UTF-8 problems with windows

From:

Michael Jung <miju@golem.phantasia.org>

Newsgroups:

comp.lang.java.programmer

Date:

Mon, 10 Aug 2009 23:29:04 +0200

Message-ID:

<87skfzl5nj.fsf@golem.phantasia.org>

I have the following code fragment in a tiny webserver:

   ...
   os = sock.socket().getOutputStream();
   osr = new PrintWriter(new PrintStream(os, true, "UTF-8"));
   osr.println("HTTP/1.1 200 OK");
   osr.println("Content-Type: text/html; charset=utf-8");
   osr.println();
   osr.println(test());
   ...

   private String test() {
      String ret = null;
      try {
         StringBuffer tmpl = new StringBuffer
            ("<html><head></head><body>H\u00e2n</body></html>");
         ret = tmpl.toString();
     }
     catch (Exception e) {
         e.printStackTrace();
     }
     System.out.println(ret);
     return ret;
  }

With Linux, firefox and opera there is no problem and
the a with circumflex is printed nicely.

On Windows xp I get neither firefox nor IE to work correctly.

Firefox shows some FFFD square, but when I change from the (detected)
UTF-8 encoding to ISO-8859-1, it displays things correctly. But that
would be the rwong encoding!?

IE shows some empty rectangle in the main browser window, but when
looking at the page source, everything is shown correctly!?
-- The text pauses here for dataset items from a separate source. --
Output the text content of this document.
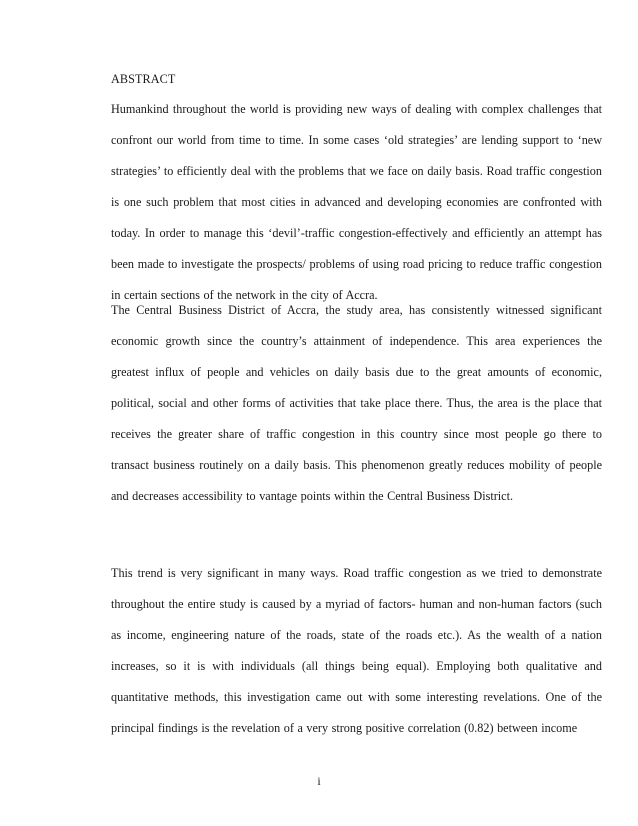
ABSTRACT

Humankind throughout the world is providing new ways of dealing with complex challenges that confront our world from time to time. In some cases ‘old strategies’ are lending support to ‘new strategies’ to efficiently deal with the problems that we face on daily basis. Road traffic congestion is one such problem that most cities in advanced and developing economies are confronted with today. In order to manage this ‘devil’-traffic congestion-effectively and efficiently an attempt has been made to investigate the prospects/ problems of using road pricing to reduce traffic congestion in certain sections of the network in the city of Accra.

The Central Business District of Accra, the study area, has consistently witnessed significant economic growth since the country’s attainment of independence. This area experiences the greatest influx of people and vehicles on daily basis due to the great amounts of economic, political, social and other forms of activities that take place there. Thus, the area is the place that receives the greater share of traffic congestion in this country since most people go there to transact business routinely on a daily basis. This phenomenon greatly reduces mobility of people and decreases accessibility to vantage points within the Central Business District.

This trend is very significant in many ways. Road traffic congestion as we tried to demonstrate throughout the entire study is caused by a myriad of factors- human and non-human factors (such as income, engineering nature of the roads, state of the roads etc.). As the wealth of a nation increases, so it is with individuals (all things being equal). Employing both qualitative and quantitative methods, this investigation came out with some interesting revelations. One of the principal findings is the revelation of a very strong positive correlation (0.82) between income

i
I have seen the correct output, but don't remember how I got it; so
it's not missing glyphs.

This is probably not a Java question, as I suspect some windows magic
to happen here. Maybe it has something to do with the infamous BOM?
(I tried setting "file.encoding" to "UTF-8" for what it's worth. And
the cmd prompt from the out.println then o with circumflex, but that's
due to the windows legacy encoding, I think.)

Michael